Imagine being seventeen years old and in love. Then one day your mother insists that you marry someone whom you have never met, from another country and another culture. When you refuse, you are locked in a room until you agreed to marry this unknown person. This is the true story of Consuelo Vanderbilt, only daughter and eldest child of William Vanderbilt, New York railroad millionaire.  

On November 6, 1895, against her wishes, Consuelo was married to Charles Spencer-Churchill, 9th Duke of Marlborough. The marriage made Consuelo a duchess and gave the Duke of Marlborough $2.5 million of Vanderbilt money (worth over $70 million in 2014 dollars). Their story is one of the many immortalized at Blenheim Palace in Woodstock, England.
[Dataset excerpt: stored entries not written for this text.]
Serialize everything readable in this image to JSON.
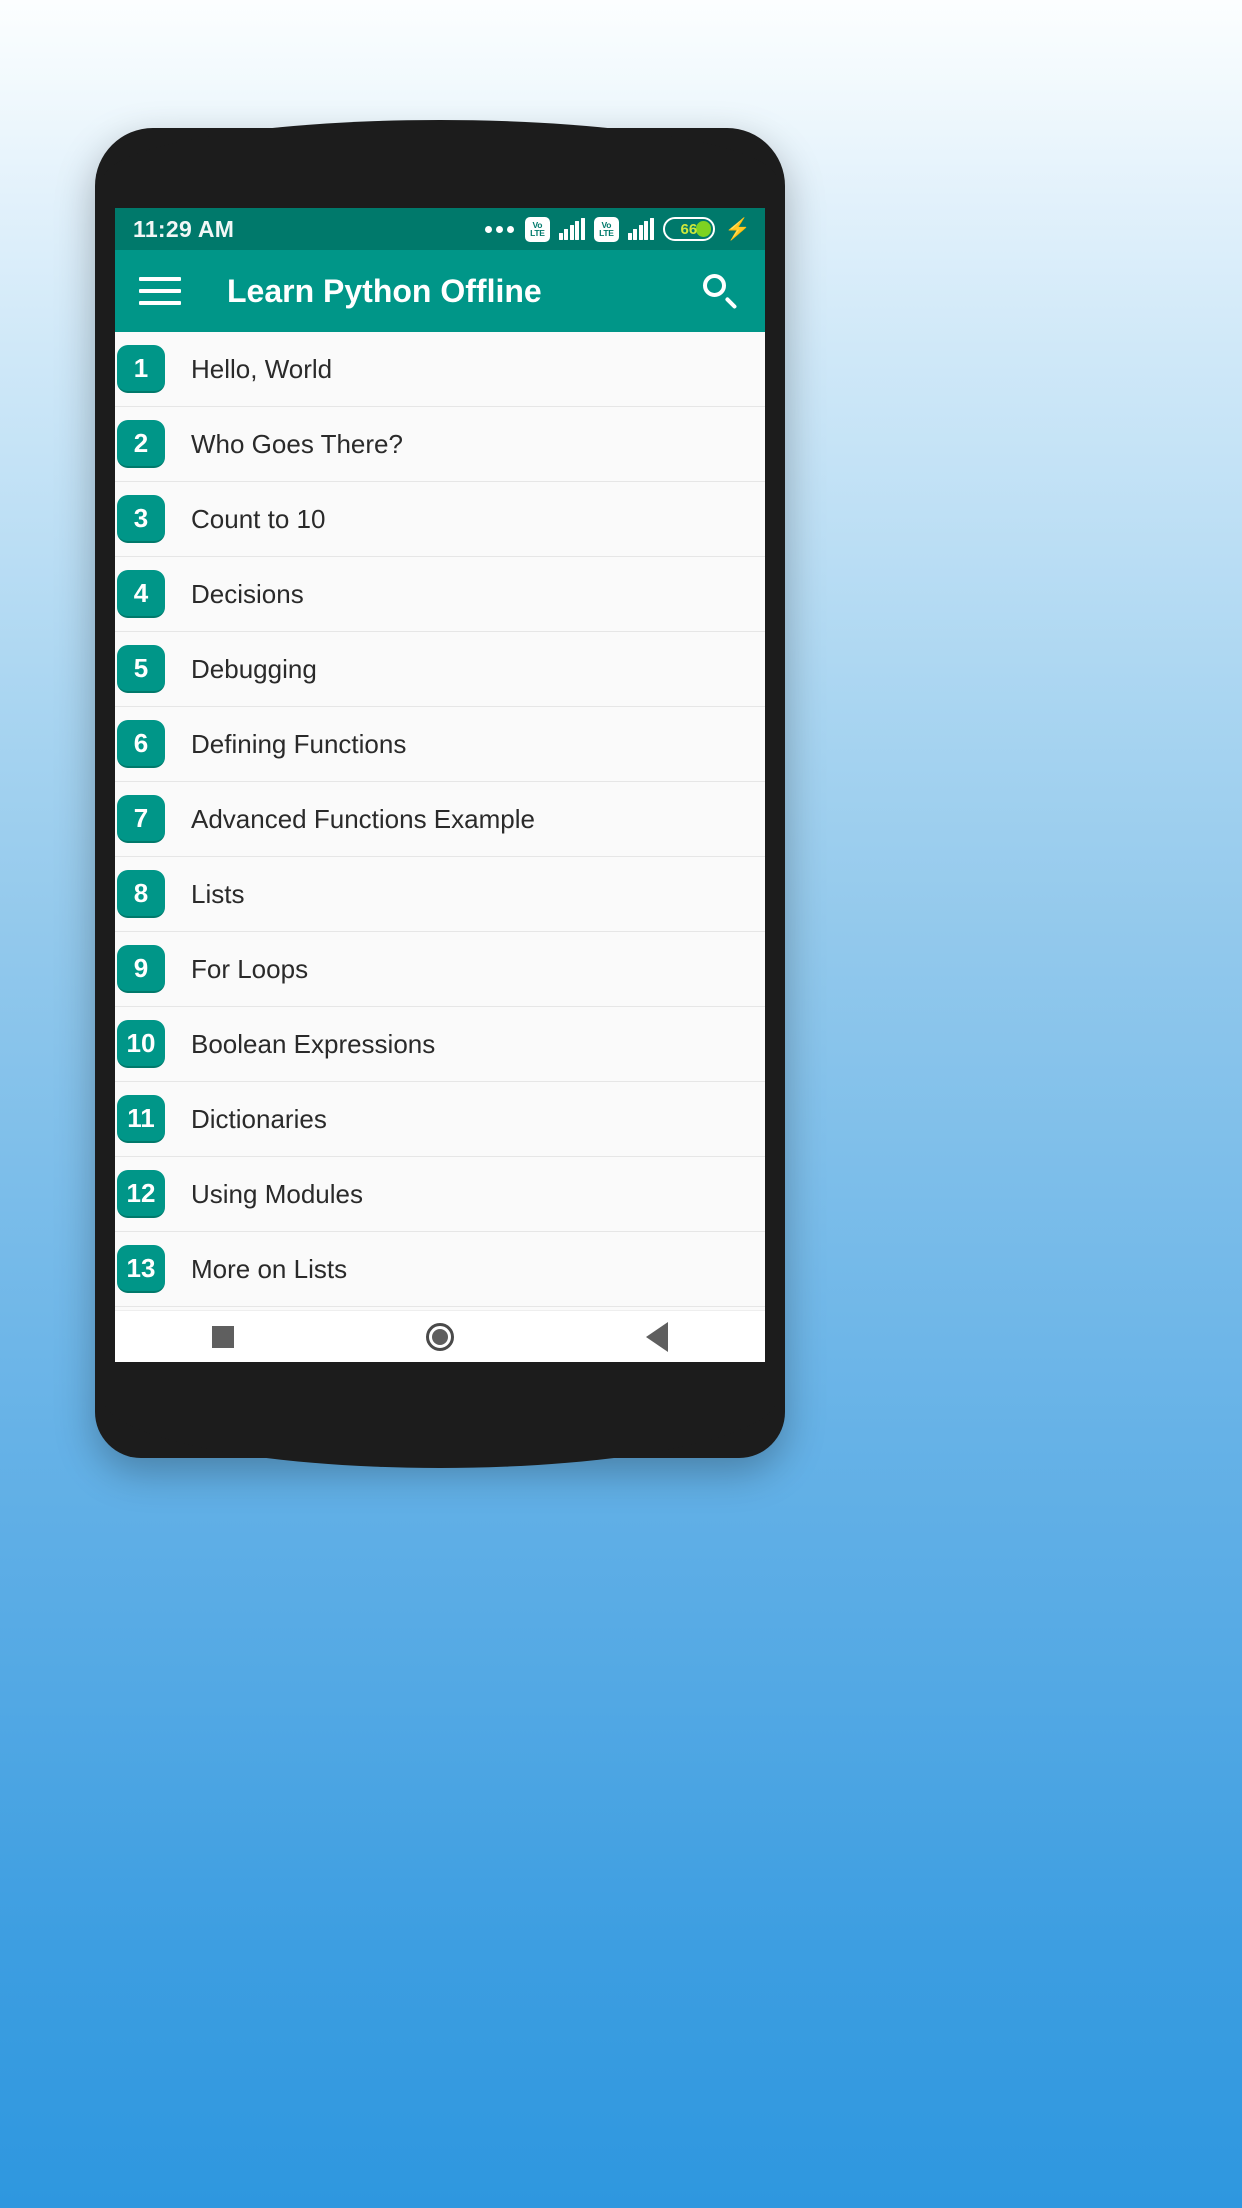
{
  "status_bar": {
    "time": "11:29 AM",
    "dots_icon": "more-dots-icon",
    "volte_top": "Vo",
    "volte_bottom": "LTE",
    "battery_percent": "66",
    "charging_icon": "lightning-bolt-icon"
  },
  "app_bar": {
    "menu_icon": "hamburger-menu-icon",
    "title": "Learn Python Offline",
    "search_icon": "search-icon"
  },
  "colors": {
    "primary": "#009688",
    "primary_dark": "#00796b",
    "background": "#fafafa",
    "battery_green": "#7ed321",
    "wallpaper_top": "#fcfeff",
    "wallpaper_bottom": "#2e97df"
  },
  "lessons": [
    {
      "number": "1",
      "title": "Hello, World"
    },
    {
      "number": "2",
      "title": "Who Goes There?"
    },
    {
      "number": "3",
      "title": "Count to 10"
    },
    {
      "number": "4",
      "title": "Decisions"
    },
    {
      "number": "5",
      "title": "Debugging"
    },
    {
      "number": "6",
      "title": "Defining Functions"
    },
    {
      "number": "7",
      "title": "Advanced Functions Example"
    },
    {
      "number": "8",
      "title": "Lists"
    },
    {
      "number": "9",
      "title": "For Loops"
    },
    {
      "number": "10",
      "title": "Boolean Expressions"
    },
    {
      "number": "11",
      "title": "Dictionaries"
    },
    {
      "number": "12",
      "title": "Using Modules"
    },
    {
      "number": "13",
      "title": "More on Lists"
    }
  ],
  "nav_bar": {
    "recents_icon": "square-recents-icon",
    "home_icon": "circle-home-icon",
    "back_icon": "triangle-back-icon"
  }
}
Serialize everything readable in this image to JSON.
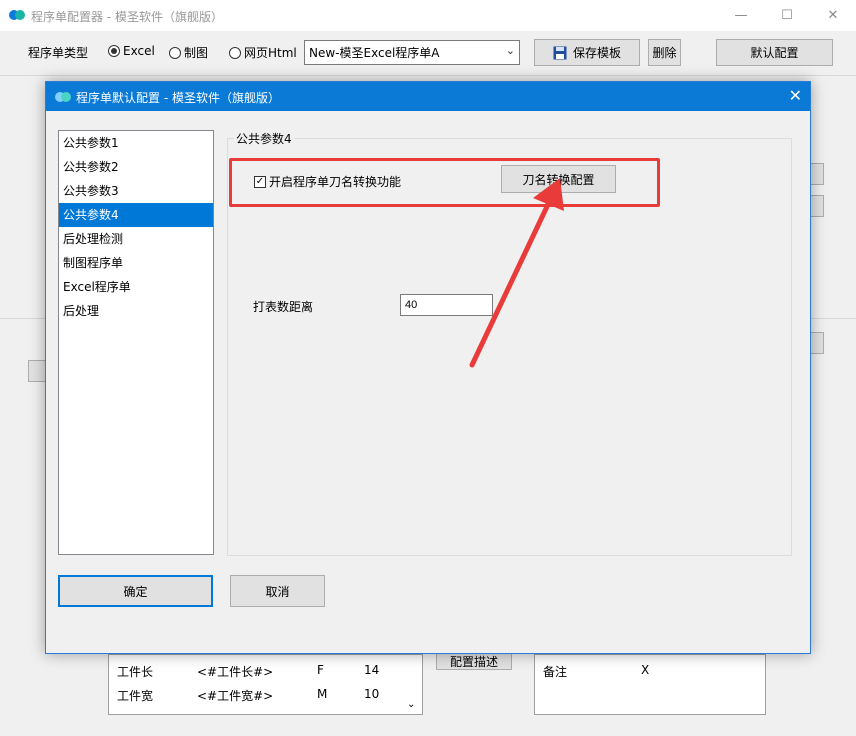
{
  "main_window": {
    "title": "程序单配置器 - 模圣软件（旗舰版）",
    "toolbar": {
      "type_label": "程序单类型",
      "radio_excel": "Excel",
      "radio_drawing": "制图",
      "radio_html": "网页Html",
      "selected_type": "Excel",
      "template_value": "New-模圣Excel程序单A",
      "save_template": "保存模板",
      "delete": "删除",
      "default_config": "默认配置"
    },
    "background": {
      "rows": [
        {
          "name": "工件长",
          "code": "<#工件长#>",
          "letter": "F",
          "value": "14"
        },
        {
          "name": "工件宽",
          "code": "<#工件宽#>",
          "letter": "M",
          "value": "10"
        }
      ],
      "config_desc": "配置描述",
      "remark": "备注",
      "remark_value": "X"
    }
  },
  "dialog": {
    "title": "程序单默认配置 - 模圣软件（旗舰版）",
    "categories": [
      "公共参数1",
      "公共参数2",
      "公共参数3",
      "公共参数4",
      "后处理检测",
      "制图程序单",
      "Excel程序单",
      "后处理"
    ],
    "selected_category": "公共参数4",
    "group_title": "公共参数4",
    "enable_tool_rename": "开启程序单刀名转换功能",
    "enable_tool_rename_checked": true,
    "tool_rename_config": "刀名转换配置",
    "table_distance_label": "打表数距离",
    "table_distance_value": "40",
    "ok": "确定",
    "cancel": "取消"
  },
  "colors": {
    "accent": "#0a7ad6",
    "selection": "#0078d7",
    "annotation": "#ea3b3b"
  }
}
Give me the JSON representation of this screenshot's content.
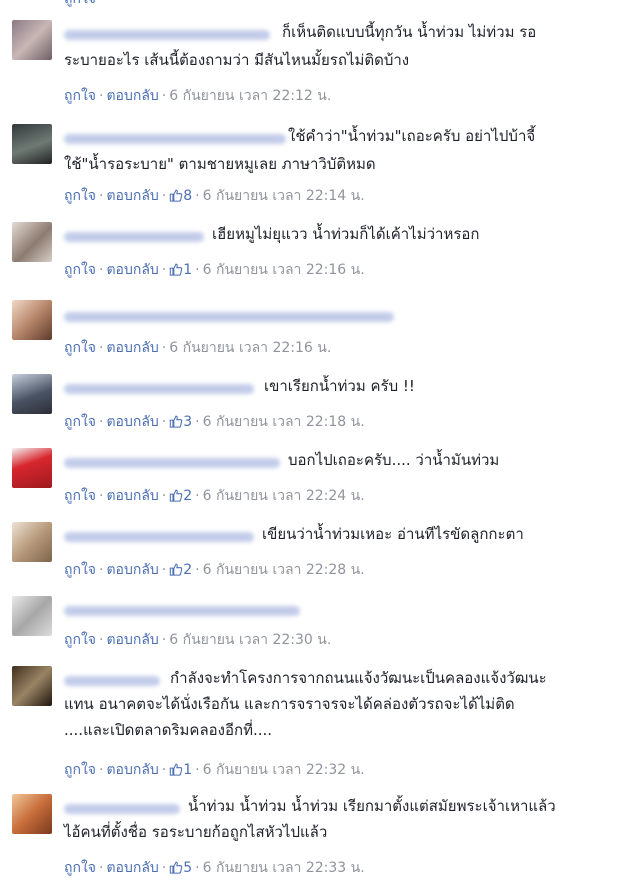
{
  "actions": {
    "like": "ถูกใจ",
    "reply": "ตอบกลับ",
    "sep": "·"
  },
  "comments": [
    {
      "line1": "ก็เห็นติดแบบนี้ทุกวัน น้ำท่วม ไม่ท่วม รอ",
      "line2": "ระบายอะไร เส้นนี้ต้องถามว่า มีสันไหนมั้ยรถไม่ติดบ้าง",
      "likes": "",
      "time": "6 กันยายน เวลา 22:12 น."
    },
    {
      "line1": "ใช้คำว่า\"น้ำท่วม\"เถอะครับ อย่าไปบ้าจี้",
      "line2": "ใช้\"น้ำรอระบาย\" ตามชายหมูเลย ภาษาวิบัติหมด",
      "likes": "8",
      "time": "6 กันยายน เวลา 22:14 น."
    },
    {
      "line1": "เฮียหมูไม่ยุแวว น้ำท่วมก็ได้เค้าไม่ว่าหรอก",
      "line2": "",
      "likes": "1",
      "time": "6 กันยายน เวลา 22:16 น."
    },
    {
      "line1": "",
      "line2": "",
      "likes": "",
      "time": "6 กันยายน เวลา 22:16 น."
    },
    {
      "line1": "เขาเรียกน้ำท่วม ครับ !!",
      "line2": "",
      "likes": "3",
      "time": "6 กันยายน เวลา 22:18 น."
    },
    {
      "line1": "บอกไปเถอะครับ.... ว่าน้ำมันท่วม",
      "line2": "",
      "likes": "2",
      "time": "6 กันยายน เวลา 22:24 น."
    },
    {
      "line1": "เขียนว่าน้ำท่วมเหอะ อ่านทีไรขัดลูกกะตา",
      "line2": "",
      "likes": "2",
      "time": "6 กันยายน เวลา 22:28 น."
    },
    {
      "line1": "",
      "line2": "",
      "likes": "",
      "time": "6 กันยายน เวลา 22:30 น."
    },
    {
      "line1": "กำลังจะทำโครงการจากถนนแจ้งวัฒนะเป็นคลองแจ้งวัฒนะ",
      "line2": "แทน อนาคตจะได้นั่งเรือกัน และการจราจรจะได้คล่องตัวรถจะได้ไม่ติด",
      "line3": "....และเปิดตลาดริมคลองอีกที่....",
      "likes": "1",
      "time": "6 กันยายน เวลา 22:32 น."
    },
    {
      "line1": "น้ำท่วม น้ำท่วม น้ำท่วม เรียกมาตั้งแต่สมัยพระเจ้าเหาแล้ว",
      "line2": "ไอ้คนที่ตั้งชื่อ รอระบายก้อถูกไสหัวไปแล้ว",
      "likes": "5",
      "time": "6 กันยายน เวลา 22:33 น."
    }
  ]
}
Home of the current Duke and Duchess of Marlborough, and birthplace of Sir Winston Churchill, Blenheim Palace originated when Queen Anne conferred the Oxfordshire estate on the 1st Duke of Marlborough for his victory at Blenheim, Austria in the War of Spanish Succession. It takes a lot of funds, however, to maintain a palace over the centuries, and by the early 1900s Blenheim Palace needed a major makeover.  That prompted the then Duke of Marlborough to arrange the marriage of his son to the American heiress Consuelo Vanderbilt.  Portraits of the Duchess Consuelo are throughout the Palace.  This money-for-title marriage illustrates the bleak reality that economic pressures impact marriage decisions.

Like a good exchange, both families had what the other wanted: the poor British needed money, and Americans lacked noble titles in their heritage. And though this appeared to be a marriage of solid political and financial advantage, it was not effective to generate happiness in either party to the marriage.  Consuelo even referred to her two sons as “the Heir and the Spare,” as only the eldest would inherit the estate under English law. Their marriage ended in divorce twelve years later.

Ironically, the richest family in the world could buy whatever they wanted, even a noble title, but they did not buy happiness for their own daughter. While money can’t buy love it may still be the best default for some conflicts ; or consider the latest twist on the rich girl dilemma

This English-American marriage liaison illustrates that marriage for political or financial benefit, nonetheless, does not inherently or necessarily foster a strong family or family restoration. But the Oxford group of Regent students enjoyed every minute!